Synthesis and characterization of novel triptycene dianhydrides and polyimides of intrinsic microporosity based on 3,3ʹ-dimethylnaphthidine

Two intrinsically microporous polyimides were obtained by high-temperature, one-pot polycondensation reaction of novel triptycene-based dianhydrides containing dimethyl- or diisopropyl-bridgehead groups with a commercially available highly sterically hindered 3,3ʹ-dimethylnaphthidine (DMN) diamine monomer. The dimethyl bridgehead groups in the triptycene building block provided the DMN-based polyimide (TDA1-DMN) with larger surface area (760 m2 g-1) than the diisopropyl-based polyimide (TDAi3-DMN) (680 m2 g-1), greater fraction of ultramicroporosity, as observed from N2 and CO2 NLDFT adsorption analysis, and higher gas permeability and selectivity. Wide-angle X-ray diffraction (WAXD) measurements demonstrated that TDA1-DMN and TDAi3-DMN exhibited a bimodal pore size distribution, where TDA1-DMN showed smaller d-spacing values and broader intensity peaks.
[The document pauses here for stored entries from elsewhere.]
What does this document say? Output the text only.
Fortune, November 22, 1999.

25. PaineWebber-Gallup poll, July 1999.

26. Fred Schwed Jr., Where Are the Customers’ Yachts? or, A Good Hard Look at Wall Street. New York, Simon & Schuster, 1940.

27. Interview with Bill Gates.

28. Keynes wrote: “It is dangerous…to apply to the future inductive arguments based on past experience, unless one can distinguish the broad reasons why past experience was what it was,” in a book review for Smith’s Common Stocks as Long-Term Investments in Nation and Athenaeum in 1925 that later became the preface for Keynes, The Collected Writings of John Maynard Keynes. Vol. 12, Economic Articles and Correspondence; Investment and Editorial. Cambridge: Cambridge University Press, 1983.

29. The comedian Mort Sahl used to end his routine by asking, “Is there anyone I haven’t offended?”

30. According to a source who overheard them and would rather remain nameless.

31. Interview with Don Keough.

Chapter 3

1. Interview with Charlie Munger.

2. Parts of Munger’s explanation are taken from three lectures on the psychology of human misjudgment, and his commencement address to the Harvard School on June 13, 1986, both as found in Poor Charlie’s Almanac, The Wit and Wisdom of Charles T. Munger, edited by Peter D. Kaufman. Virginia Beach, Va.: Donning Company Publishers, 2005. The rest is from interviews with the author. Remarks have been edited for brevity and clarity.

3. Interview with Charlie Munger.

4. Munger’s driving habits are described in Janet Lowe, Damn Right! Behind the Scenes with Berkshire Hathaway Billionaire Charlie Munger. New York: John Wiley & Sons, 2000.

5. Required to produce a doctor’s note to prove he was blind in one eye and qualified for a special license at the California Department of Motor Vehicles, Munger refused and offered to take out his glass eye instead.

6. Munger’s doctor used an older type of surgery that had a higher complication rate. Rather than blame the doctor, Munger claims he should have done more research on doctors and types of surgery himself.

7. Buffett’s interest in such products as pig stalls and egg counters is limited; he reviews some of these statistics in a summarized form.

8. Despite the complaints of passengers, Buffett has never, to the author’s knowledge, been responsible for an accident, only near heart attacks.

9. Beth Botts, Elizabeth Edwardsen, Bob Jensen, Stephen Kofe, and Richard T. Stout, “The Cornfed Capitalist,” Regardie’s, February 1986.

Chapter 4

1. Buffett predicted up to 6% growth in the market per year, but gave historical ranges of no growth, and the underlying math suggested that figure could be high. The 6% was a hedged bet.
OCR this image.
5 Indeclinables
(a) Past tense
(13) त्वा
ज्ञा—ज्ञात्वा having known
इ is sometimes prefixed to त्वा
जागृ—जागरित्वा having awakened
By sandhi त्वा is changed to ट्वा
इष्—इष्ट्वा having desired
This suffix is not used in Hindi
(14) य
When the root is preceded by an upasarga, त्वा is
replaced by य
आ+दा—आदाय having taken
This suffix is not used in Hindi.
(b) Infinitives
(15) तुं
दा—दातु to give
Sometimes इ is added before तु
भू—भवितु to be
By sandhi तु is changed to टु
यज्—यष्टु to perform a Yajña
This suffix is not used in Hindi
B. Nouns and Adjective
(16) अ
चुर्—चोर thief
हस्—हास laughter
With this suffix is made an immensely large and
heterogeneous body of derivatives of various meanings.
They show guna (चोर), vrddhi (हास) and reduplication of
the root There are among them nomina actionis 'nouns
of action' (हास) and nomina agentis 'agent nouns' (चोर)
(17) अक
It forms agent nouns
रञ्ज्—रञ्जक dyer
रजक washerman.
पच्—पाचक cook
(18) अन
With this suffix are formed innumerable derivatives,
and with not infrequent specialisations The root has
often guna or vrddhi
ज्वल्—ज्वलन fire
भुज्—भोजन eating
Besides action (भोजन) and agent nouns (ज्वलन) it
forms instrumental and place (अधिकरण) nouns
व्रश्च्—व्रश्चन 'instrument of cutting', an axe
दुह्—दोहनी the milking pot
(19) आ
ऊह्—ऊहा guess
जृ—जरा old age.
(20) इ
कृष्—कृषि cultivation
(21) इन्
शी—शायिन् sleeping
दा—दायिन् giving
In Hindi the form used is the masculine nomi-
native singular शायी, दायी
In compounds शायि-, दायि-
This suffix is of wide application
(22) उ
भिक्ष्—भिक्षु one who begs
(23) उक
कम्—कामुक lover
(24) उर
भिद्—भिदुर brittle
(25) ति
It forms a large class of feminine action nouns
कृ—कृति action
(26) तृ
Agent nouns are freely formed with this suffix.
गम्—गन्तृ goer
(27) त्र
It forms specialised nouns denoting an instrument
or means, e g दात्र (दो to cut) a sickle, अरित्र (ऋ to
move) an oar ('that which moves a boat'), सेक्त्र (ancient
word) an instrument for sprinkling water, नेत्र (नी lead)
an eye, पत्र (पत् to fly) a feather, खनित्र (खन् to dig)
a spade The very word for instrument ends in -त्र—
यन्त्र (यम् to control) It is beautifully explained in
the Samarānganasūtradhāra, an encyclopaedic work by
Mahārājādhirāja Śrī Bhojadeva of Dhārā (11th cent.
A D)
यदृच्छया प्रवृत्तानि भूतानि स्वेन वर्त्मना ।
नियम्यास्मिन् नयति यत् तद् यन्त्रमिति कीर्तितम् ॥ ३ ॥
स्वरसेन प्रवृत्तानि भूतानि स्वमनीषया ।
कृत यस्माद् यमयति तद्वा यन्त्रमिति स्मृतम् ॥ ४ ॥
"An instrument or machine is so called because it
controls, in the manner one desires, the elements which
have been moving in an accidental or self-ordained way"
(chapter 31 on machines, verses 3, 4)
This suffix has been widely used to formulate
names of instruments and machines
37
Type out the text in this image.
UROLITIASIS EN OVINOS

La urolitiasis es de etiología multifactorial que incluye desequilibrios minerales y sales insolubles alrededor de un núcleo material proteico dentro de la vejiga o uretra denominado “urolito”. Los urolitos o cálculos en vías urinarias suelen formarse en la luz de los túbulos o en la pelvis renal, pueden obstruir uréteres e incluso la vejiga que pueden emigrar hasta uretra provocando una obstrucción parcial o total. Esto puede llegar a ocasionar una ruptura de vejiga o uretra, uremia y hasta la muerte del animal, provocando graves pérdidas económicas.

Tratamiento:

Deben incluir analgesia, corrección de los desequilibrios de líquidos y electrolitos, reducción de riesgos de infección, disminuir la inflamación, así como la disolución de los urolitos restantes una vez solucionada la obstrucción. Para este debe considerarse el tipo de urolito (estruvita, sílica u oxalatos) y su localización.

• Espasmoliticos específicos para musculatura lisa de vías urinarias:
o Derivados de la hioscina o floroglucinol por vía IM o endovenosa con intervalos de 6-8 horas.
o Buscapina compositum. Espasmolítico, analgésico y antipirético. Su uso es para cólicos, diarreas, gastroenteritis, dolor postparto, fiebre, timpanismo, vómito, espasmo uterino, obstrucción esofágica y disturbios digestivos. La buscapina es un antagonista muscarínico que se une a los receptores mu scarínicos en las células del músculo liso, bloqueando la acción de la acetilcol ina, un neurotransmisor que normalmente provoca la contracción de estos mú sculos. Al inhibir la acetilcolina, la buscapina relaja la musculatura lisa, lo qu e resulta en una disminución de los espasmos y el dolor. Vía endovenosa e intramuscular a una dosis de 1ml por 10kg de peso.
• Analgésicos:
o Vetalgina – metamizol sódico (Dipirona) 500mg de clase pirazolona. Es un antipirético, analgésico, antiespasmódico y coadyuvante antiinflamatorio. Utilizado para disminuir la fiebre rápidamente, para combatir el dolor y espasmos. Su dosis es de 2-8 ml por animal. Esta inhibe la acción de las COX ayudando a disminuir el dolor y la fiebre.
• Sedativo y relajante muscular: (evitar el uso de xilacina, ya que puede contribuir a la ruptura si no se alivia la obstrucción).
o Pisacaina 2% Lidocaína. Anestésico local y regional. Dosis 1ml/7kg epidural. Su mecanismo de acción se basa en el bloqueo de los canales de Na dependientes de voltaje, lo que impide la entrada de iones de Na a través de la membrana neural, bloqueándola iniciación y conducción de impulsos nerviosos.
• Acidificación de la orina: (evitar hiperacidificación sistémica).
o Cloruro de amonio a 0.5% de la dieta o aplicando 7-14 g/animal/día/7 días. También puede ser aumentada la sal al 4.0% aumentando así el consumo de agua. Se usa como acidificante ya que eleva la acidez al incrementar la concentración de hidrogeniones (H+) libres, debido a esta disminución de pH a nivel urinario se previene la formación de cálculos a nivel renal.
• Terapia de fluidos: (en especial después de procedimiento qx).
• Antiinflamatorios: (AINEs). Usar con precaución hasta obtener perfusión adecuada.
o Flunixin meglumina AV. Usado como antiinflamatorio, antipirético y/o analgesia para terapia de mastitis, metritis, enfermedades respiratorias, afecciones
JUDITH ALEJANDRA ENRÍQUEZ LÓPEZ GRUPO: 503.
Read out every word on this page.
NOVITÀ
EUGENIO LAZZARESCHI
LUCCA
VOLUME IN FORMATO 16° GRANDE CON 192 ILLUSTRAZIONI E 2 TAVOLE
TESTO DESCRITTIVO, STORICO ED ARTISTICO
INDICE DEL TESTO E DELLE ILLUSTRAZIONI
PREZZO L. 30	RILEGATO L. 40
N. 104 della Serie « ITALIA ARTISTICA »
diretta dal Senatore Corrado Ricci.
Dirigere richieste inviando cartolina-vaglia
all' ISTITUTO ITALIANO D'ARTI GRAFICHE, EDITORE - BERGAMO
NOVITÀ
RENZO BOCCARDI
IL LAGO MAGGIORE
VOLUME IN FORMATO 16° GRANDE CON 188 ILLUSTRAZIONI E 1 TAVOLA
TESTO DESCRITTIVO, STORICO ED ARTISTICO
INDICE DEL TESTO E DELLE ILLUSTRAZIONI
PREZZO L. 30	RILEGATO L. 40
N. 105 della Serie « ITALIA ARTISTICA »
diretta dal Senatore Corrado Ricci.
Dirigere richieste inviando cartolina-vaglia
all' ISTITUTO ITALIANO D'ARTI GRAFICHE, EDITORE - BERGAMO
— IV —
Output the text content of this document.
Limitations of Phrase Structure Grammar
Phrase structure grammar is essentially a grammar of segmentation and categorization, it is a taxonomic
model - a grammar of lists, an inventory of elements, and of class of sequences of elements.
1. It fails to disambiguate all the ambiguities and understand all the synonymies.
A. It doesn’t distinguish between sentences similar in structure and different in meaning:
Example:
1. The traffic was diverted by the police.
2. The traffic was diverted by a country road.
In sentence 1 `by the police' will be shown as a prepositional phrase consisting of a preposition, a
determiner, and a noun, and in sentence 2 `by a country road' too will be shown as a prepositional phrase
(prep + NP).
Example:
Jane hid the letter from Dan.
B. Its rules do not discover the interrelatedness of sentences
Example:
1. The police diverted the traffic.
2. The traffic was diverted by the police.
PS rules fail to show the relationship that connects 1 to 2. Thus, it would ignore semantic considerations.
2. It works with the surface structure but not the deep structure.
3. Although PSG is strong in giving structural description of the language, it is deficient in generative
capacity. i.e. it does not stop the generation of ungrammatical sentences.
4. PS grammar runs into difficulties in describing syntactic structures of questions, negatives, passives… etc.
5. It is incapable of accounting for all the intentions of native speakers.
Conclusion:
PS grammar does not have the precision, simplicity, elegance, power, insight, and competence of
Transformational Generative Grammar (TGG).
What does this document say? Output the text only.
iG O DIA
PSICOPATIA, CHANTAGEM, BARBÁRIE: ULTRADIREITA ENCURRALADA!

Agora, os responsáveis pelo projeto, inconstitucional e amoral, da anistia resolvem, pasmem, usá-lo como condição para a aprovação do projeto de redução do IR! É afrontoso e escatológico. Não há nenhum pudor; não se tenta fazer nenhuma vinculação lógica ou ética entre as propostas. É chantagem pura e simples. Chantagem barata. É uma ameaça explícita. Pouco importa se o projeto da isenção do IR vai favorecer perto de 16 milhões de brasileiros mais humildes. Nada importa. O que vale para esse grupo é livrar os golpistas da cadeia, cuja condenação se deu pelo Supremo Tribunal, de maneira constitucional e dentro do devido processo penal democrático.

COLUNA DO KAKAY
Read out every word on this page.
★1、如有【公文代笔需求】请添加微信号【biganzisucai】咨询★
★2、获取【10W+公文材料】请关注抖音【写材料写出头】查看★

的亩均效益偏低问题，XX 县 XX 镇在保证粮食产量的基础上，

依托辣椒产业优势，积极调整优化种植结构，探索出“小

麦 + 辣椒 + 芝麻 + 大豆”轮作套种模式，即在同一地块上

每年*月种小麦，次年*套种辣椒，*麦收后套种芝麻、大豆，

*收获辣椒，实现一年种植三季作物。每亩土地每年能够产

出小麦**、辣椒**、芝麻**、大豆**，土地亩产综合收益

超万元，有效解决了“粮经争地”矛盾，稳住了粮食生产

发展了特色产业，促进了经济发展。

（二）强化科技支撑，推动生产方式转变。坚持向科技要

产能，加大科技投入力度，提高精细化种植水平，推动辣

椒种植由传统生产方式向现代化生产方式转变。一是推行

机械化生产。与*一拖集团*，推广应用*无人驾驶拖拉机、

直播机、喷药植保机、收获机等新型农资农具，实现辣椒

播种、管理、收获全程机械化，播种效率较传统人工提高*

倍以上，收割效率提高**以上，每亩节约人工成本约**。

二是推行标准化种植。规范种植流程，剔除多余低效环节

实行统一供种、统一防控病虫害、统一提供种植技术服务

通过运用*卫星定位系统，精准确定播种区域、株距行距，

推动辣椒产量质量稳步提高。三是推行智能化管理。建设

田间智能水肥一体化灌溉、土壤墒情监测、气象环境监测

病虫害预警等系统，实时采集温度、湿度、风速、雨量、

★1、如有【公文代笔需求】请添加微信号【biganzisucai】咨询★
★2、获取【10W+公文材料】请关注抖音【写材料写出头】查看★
Both TDA-DMN-based polyimides showed very high gas permeabilities with moderate selectivities. For example, fresh TDA1-DMN exhibited an O2 permeability of 783 Barrer coupled with an O2/N2 selectivity of 4.3 and H2 permeability of 3050 Barrer with H2/N2 selectivity of 16.7, values that surpassed the 2008 Robeson permeability/selectivity upper bounds. Physical aging of the TDA-DMN polyimide films over a period of 250 days showed relatively small changes in permeability (∼20%) and selectivity (∼5%).